Registers and Memory: Internal circuits in computers also include registers and memory components. Registers are temporary storage units used to hold data during processing. Memory components, such as RAM (Random Access Memory), store data and instructions for the computer to access and manipulate.
It's important to note that modern computers use integrated circuits (ICs) to implement these internal circuits. ICs are small electronic devices made up of multiple interconnected components, such as transistors, resistors, and capacitors, etched onto a semiconductor material. These ICs are designed to perform specific functions and are combined to create complex circuits within a computer.

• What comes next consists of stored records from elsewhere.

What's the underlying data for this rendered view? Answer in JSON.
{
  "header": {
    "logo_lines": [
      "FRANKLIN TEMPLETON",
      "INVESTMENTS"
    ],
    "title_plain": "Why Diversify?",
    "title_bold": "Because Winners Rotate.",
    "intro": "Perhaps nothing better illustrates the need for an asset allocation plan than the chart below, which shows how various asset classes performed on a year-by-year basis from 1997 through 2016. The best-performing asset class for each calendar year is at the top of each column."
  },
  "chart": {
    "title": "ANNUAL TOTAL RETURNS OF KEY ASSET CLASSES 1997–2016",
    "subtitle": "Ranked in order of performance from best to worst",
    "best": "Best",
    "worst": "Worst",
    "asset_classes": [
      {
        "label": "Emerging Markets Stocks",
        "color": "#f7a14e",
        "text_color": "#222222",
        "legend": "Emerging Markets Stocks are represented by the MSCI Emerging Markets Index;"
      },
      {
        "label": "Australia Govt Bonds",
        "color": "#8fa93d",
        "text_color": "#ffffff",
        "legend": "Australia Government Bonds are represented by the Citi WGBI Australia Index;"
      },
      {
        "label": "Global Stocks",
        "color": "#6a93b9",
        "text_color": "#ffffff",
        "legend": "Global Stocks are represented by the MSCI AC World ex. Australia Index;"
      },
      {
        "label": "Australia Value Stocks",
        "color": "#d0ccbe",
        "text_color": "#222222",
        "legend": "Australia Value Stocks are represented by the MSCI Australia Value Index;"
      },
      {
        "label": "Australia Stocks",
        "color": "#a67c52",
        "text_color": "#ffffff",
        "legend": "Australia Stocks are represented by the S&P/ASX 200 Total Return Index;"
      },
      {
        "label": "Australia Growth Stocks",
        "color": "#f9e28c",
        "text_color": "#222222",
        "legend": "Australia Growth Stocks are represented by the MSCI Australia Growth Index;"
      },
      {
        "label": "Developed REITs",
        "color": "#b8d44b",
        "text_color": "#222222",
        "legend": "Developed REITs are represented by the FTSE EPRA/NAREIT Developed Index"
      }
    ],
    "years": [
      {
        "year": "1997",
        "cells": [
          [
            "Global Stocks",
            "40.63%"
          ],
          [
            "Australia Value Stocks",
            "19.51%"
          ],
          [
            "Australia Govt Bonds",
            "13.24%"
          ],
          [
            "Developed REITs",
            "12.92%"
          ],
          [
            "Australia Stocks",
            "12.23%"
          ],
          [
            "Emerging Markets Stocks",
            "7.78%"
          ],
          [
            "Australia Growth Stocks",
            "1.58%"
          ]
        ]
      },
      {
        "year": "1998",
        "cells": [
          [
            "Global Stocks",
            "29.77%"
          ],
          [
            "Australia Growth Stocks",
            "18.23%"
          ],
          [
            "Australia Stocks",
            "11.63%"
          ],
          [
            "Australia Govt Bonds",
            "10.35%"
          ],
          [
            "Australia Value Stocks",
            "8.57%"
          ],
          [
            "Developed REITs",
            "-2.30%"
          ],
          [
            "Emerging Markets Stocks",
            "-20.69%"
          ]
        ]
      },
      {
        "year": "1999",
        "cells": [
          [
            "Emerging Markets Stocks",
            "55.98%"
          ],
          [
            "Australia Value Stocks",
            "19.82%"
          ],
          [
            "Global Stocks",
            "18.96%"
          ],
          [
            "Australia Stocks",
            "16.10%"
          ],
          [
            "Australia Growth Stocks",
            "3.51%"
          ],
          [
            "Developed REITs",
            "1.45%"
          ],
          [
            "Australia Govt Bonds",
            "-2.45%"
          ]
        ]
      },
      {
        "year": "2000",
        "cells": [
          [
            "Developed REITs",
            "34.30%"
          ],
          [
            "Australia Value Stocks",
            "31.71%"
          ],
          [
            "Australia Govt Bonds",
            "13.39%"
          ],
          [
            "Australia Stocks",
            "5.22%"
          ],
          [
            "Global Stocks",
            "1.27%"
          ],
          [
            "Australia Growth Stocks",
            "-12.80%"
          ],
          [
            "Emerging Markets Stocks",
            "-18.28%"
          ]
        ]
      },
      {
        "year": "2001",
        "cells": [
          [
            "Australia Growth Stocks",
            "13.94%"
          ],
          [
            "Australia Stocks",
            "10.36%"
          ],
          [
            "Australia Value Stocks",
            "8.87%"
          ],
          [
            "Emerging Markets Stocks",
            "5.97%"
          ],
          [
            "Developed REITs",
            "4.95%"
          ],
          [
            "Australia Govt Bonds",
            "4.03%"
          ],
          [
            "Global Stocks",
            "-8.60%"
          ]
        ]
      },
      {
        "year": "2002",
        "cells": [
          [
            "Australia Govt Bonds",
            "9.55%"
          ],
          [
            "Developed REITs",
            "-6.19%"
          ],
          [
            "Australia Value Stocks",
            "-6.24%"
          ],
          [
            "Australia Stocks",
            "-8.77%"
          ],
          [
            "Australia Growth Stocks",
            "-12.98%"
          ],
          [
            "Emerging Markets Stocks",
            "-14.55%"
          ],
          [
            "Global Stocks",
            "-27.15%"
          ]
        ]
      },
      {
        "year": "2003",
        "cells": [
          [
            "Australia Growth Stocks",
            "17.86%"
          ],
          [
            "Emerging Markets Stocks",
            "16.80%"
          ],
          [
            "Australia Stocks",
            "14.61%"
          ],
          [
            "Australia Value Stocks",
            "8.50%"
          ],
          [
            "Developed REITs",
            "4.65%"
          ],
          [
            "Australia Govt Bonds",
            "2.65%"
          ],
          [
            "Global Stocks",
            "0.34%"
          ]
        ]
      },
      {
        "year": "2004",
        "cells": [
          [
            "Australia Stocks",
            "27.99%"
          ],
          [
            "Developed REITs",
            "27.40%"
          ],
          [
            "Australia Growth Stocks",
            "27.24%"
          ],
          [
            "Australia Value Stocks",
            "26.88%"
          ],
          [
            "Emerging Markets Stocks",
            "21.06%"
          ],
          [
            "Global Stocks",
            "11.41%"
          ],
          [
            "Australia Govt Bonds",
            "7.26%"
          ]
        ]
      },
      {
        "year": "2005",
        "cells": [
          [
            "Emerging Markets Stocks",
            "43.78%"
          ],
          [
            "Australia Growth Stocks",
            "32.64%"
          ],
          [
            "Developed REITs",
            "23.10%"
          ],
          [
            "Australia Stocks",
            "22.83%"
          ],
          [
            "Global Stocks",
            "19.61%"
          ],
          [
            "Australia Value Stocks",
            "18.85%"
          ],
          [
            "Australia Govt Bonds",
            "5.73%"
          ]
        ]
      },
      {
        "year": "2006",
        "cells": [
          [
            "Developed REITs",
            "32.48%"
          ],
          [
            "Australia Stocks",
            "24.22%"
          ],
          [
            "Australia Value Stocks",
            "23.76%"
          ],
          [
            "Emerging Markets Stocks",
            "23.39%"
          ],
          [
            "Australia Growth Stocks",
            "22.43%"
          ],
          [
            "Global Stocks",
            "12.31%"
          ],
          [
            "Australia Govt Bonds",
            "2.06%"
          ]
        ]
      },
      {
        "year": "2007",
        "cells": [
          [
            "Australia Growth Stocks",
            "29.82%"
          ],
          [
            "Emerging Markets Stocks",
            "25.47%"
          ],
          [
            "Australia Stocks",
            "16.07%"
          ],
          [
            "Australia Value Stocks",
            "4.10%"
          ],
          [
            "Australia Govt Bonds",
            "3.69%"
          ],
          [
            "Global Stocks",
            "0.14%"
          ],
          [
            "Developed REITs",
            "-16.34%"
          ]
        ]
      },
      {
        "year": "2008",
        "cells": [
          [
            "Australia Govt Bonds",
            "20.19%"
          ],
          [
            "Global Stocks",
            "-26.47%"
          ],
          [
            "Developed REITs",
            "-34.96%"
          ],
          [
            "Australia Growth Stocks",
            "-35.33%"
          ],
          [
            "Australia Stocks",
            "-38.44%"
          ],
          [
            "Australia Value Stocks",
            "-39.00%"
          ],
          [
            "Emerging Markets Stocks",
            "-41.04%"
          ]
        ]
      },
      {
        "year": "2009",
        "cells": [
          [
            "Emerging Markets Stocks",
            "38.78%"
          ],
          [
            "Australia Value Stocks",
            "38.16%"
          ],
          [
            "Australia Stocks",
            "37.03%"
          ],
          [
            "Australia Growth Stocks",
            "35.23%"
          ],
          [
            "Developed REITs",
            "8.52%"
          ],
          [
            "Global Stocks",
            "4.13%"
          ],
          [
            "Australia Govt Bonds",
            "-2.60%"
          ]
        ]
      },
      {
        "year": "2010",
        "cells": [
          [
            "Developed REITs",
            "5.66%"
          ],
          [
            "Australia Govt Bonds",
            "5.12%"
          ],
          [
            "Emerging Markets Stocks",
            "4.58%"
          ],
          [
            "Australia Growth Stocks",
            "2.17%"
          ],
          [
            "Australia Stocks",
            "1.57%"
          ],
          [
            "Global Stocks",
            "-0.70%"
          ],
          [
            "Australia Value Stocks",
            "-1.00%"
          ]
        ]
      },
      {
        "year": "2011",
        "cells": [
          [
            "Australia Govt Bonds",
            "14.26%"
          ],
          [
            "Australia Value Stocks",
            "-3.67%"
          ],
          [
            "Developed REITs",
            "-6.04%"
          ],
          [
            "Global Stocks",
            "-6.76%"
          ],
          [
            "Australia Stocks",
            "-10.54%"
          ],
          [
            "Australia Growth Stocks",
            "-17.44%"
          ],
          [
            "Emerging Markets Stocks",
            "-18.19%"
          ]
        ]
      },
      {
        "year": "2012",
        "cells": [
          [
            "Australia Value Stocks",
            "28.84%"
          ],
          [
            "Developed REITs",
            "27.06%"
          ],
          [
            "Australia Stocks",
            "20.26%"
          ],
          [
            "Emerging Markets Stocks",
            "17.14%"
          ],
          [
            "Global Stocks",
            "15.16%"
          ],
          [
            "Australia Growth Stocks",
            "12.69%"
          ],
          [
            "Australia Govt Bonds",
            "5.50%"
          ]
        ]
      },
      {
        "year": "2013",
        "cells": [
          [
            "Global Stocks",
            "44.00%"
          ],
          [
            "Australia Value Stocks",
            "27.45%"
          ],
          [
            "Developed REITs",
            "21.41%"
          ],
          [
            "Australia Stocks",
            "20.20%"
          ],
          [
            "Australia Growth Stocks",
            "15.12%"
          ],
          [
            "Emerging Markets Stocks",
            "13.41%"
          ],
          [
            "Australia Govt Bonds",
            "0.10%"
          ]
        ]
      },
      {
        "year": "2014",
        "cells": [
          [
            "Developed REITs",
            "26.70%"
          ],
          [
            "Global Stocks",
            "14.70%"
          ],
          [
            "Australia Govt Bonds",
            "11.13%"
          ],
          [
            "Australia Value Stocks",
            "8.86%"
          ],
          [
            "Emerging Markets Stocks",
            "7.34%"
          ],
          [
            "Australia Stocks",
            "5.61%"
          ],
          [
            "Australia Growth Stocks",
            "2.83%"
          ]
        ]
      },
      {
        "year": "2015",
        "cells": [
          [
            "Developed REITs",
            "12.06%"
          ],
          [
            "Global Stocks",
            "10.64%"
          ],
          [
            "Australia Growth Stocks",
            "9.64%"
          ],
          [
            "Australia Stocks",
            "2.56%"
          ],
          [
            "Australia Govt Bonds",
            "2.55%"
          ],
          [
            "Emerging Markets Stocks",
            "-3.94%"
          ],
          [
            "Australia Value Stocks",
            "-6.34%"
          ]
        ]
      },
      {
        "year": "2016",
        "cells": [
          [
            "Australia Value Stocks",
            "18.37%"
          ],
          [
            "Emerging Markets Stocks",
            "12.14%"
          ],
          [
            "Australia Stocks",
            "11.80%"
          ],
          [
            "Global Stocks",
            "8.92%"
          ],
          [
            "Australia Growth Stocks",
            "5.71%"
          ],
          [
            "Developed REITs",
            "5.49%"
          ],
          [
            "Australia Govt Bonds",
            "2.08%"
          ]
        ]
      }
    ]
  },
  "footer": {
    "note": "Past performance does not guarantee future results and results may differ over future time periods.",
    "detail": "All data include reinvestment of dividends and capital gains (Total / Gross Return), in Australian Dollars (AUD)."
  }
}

Computers work with input data by receiving signals or data from various input devices and processing them to produce output. Input devices allow users to provide data, instructions, or commands to the computer system. Computers can accept input from a variety of peripheral devices, each designed to accommodate specific types of data. Some common examples of input devices include keyboards, mice, touchscreens, scanners, microphones, cameras, and sensors. Input devices capture and convert user input into a format that the computer can understand. For example, when we type on a keyboard, the keystrokes are converted into electrical signals that the computer interprets as characters. Similarly, a scanner converts physical documents or images into digital data that can be processed by the computer. Once the computer receives the input data, it processes it using the central processing unit (CPU) and associated memory. The CPU executes the instructions provided by the input data, performing calculations, making decisions, and executing tasks based on the input. Input data is often used to interact with software applications. For example, we can input commands or data into a word processing software to create a document, or input values into a spreadsheet software to perform calculations. The software processes the input data and produces the desired output. Input data can come from various sources and serve different purposes. For instance, factory workers may input data by punching in on a time clock, musicians may input data using musical instruments connected to a computer, and users may input data through web-based forms using HTML input fields. So, computers work with input data by receiving signals or data from input devices, converting them into a format the computer can understand, processing the input using the CPU, and interacting with software applications to produce the desired output.